In most cases LowerCaseFilterFactory is sufficient. In general most languages don't require special tokenization (and will work just fine with Whitespace + WordDelimiterFilter), so you can safely tailor the English "text" example schema definition to fit. If you have problems (your language is highly-inflectional, etc), you might want to try using an n-gram approach as an alternative. Remember, things like stemming and stopwords aren't mandatory for the search to work, only optional language-specific improvements.

A first step is to start with the "textgen" type in the example schema. Note: Be sure to use the Turkish-specific TurkishLowerCaseFilterFactory Solr3.1 My language is not listed!!! These two are simple rule based stemmers, not handing exceptions or irregular forms.Įxample set of Turkish stopwords (Be sure to switch your browser encoding to UTF-8)

Since Solr3.6 you can also use solr.NorwegianLightStemFilterFactory for a lighter variant or solr.NorwegianMinimalStemFilterFactory attempting to normalize plural endings only. Solr includes support for stemming Norwegian via solr.SnowballPorterFilterFactory, and Lucene includes an example stopword list. Note: Be sure to use PositionFilter at query-time (only) as these languages do not use spaces between words. To use this tokenizer, see solr/contrib/analysis-extras/README.txt for instructions on which jars you need to add to your SOLR_HOME/lib Lucene provides support for segmenting these languages into syllables with solr.ICUTokenizerFactory in the analysis-extras contrib module.
#Apache lucene relevance models how to#
Key takeaways from the talk will be a thorough understanding of how to make Lucene powered search a first class citizen to build interactive machine learning pipelines using Spark Mllib.Example set of Italian stopwords (Be sure to switch your browser encoding to UTF-8) Lao, Myanmar, Khmer We will show algorithmic details of our model building pipelines that are employed for performance optimization and demonstrate latency of the APIs on a suite of queries generated over 1M+ terms. In this talk we will demonstrate LuceneDAO write and read performance on millions of documents with 1M+ terms. Our synchronous API uses Spark-as-a-Service while our asynchronous API uses kafka, spark streaming and HBase for maintaining job status and results.

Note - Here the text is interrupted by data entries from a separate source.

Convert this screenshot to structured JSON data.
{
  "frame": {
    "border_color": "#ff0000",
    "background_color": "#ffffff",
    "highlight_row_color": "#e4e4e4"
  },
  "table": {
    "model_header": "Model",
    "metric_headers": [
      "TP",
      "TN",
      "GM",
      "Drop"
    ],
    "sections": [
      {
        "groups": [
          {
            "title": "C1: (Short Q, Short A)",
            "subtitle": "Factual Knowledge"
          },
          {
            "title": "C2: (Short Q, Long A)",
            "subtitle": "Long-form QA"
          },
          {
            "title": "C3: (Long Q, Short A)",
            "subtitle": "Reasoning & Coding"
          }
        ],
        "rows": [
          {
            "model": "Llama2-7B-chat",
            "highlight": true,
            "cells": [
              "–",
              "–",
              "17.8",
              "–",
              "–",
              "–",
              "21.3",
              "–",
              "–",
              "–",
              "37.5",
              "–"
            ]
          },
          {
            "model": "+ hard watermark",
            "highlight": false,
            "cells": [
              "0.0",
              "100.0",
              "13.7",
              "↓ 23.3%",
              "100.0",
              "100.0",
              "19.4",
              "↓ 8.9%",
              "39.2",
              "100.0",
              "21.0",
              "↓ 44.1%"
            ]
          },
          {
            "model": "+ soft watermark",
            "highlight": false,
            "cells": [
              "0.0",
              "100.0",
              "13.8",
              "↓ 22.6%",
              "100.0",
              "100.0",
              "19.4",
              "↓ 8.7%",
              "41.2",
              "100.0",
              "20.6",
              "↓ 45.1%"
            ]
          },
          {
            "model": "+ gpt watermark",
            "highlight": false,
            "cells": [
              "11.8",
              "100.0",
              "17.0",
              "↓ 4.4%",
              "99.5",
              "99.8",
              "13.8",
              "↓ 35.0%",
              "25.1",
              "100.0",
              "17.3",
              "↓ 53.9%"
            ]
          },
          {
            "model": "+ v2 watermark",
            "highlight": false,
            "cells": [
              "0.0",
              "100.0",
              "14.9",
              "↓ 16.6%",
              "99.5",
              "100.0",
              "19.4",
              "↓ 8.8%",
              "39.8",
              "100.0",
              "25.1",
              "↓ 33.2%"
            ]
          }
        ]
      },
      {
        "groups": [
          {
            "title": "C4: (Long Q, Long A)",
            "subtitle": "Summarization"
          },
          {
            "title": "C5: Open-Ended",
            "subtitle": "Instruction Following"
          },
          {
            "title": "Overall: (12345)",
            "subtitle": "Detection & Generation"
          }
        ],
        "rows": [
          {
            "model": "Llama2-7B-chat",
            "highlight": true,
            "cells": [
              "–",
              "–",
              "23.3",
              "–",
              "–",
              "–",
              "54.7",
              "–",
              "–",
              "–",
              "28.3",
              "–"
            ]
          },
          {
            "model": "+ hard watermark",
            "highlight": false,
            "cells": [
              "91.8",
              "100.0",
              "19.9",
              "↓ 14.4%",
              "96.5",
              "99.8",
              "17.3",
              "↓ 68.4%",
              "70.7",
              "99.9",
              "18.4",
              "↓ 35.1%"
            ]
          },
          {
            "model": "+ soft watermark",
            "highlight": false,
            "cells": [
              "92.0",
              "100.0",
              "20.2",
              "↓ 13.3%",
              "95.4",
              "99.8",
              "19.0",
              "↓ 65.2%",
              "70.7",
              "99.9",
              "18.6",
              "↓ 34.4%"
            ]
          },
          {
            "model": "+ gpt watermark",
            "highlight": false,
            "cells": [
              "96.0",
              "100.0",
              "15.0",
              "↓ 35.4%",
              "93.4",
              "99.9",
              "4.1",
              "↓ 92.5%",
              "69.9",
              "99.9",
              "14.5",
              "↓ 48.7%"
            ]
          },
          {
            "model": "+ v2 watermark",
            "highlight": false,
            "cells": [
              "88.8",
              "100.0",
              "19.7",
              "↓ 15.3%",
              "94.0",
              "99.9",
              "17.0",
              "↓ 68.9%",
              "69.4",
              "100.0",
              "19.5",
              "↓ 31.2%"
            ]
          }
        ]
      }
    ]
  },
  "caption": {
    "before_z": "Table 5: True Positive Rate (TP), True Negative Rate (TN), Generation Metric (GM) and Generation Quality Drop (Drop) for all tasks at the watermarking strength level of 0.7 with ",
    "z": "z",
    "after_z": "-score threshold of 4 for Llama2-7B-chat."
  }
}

We developed Spark Mllib based estimators for classification and recommendation pipelines and use the vector space representation to train, cross-validate and score models to power synchronous and asynchronous APIs. LuceneDAO is used to load the shards to Spark executors and power sub-second distributed document retrieval for the queries. We used Spark as our distributed query processing engine where each query is represented as boolean combination over terms. Lucene shards maintain the document-term view for search and vector space representation for machine learning pipelines. We introduced LuceneDAO (data access object) that supports building distributed lucene shards from dataframe and save the shards to HDFS for query processors like SolrCloud. However when dealing with document datasets where the features are represented as variable number of columns in each document and use-cases demand searching over columns to retrieve documents and generate machine learning models on the documents retrieved in near realtime, a close integration within Spark and Lucene was needed.
#Apache lucene relevance models full#
Spark SQL and Mllib are optimized for running feature extraction and machine learning algorithms on large columnar datasets through full scan.